Axis Reloaded is a robotic hand that uses robotics and computer vision to rotate a display platform like a human without dropping it.  Mark Sherstan, Riley Dawson, and I teamed up to create this device to showcase multidisciplinary engineering design for the University of Alberta’s Open House 2020 event.  Axis Reloaded also made an appearance at the Telus World of Science Dark Matter event.  We got inspiration from Mark Sektrakian, who created Axis (hence our name).
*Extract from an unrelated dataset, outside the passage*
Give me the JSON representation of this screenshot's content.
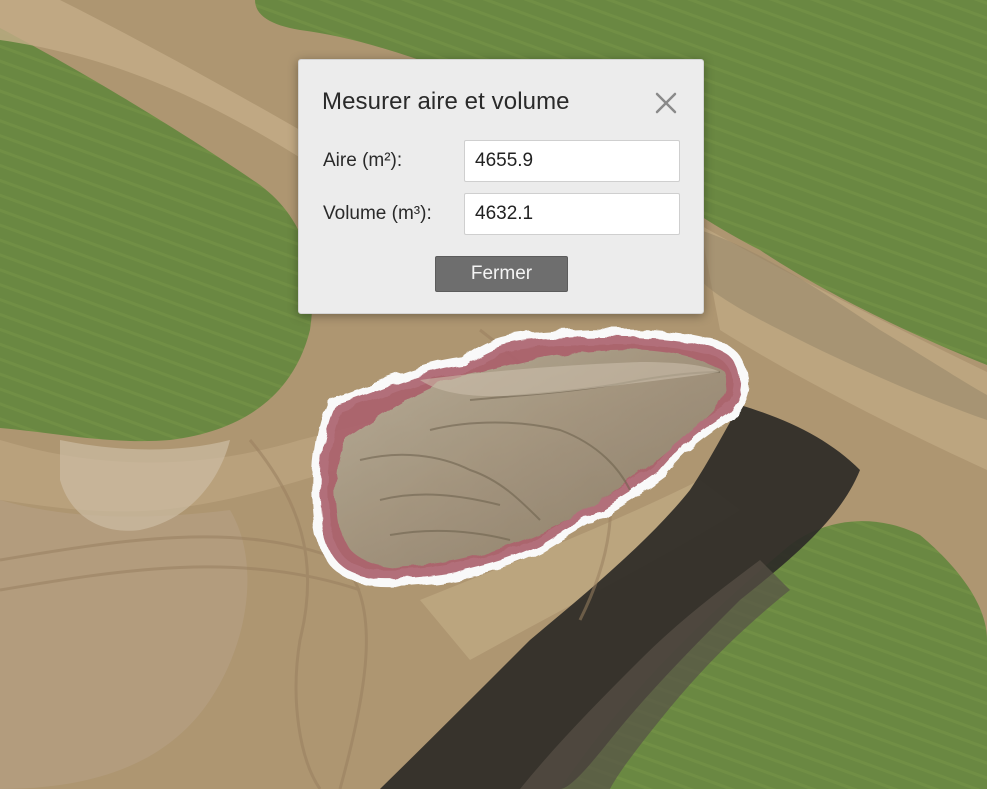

Check out our Github repository for the code and the wiki for more detailed info on the algorithm.

How It Works:

The hand uses 15 servo motors to articulate 5 fingers with 3 degrees of freedom each.  Each finger is treated as an open-chain manipulator.  The Product of Exponentials forward kinematics method was used to compute the location of each fingertip.  Finger trajectories and corresponding inverse kinematics were generated for each finger to keep the platform spinning.  A webcam watches the plate and checks if it gets too off-center.  If the plate is looking like it will fall,  trajectories will be planned to return the plate to the center position.

Once the webcam has detected that the plate is off-center by about 15 mm, the LED’s turn blue and the fingers stop moving.  The internal raspberry pi calculates which direction it needs to push the plate back to the middle and generates trajectories for each finger to accomplish this.  First, each finger moves to a neutral position, so the plate stays stable.  Next, all fingers simultaneously travel in the target direction by the amount of offset detected.  Finally, all fingers move back to where they were previously, and the spin cycle starts again.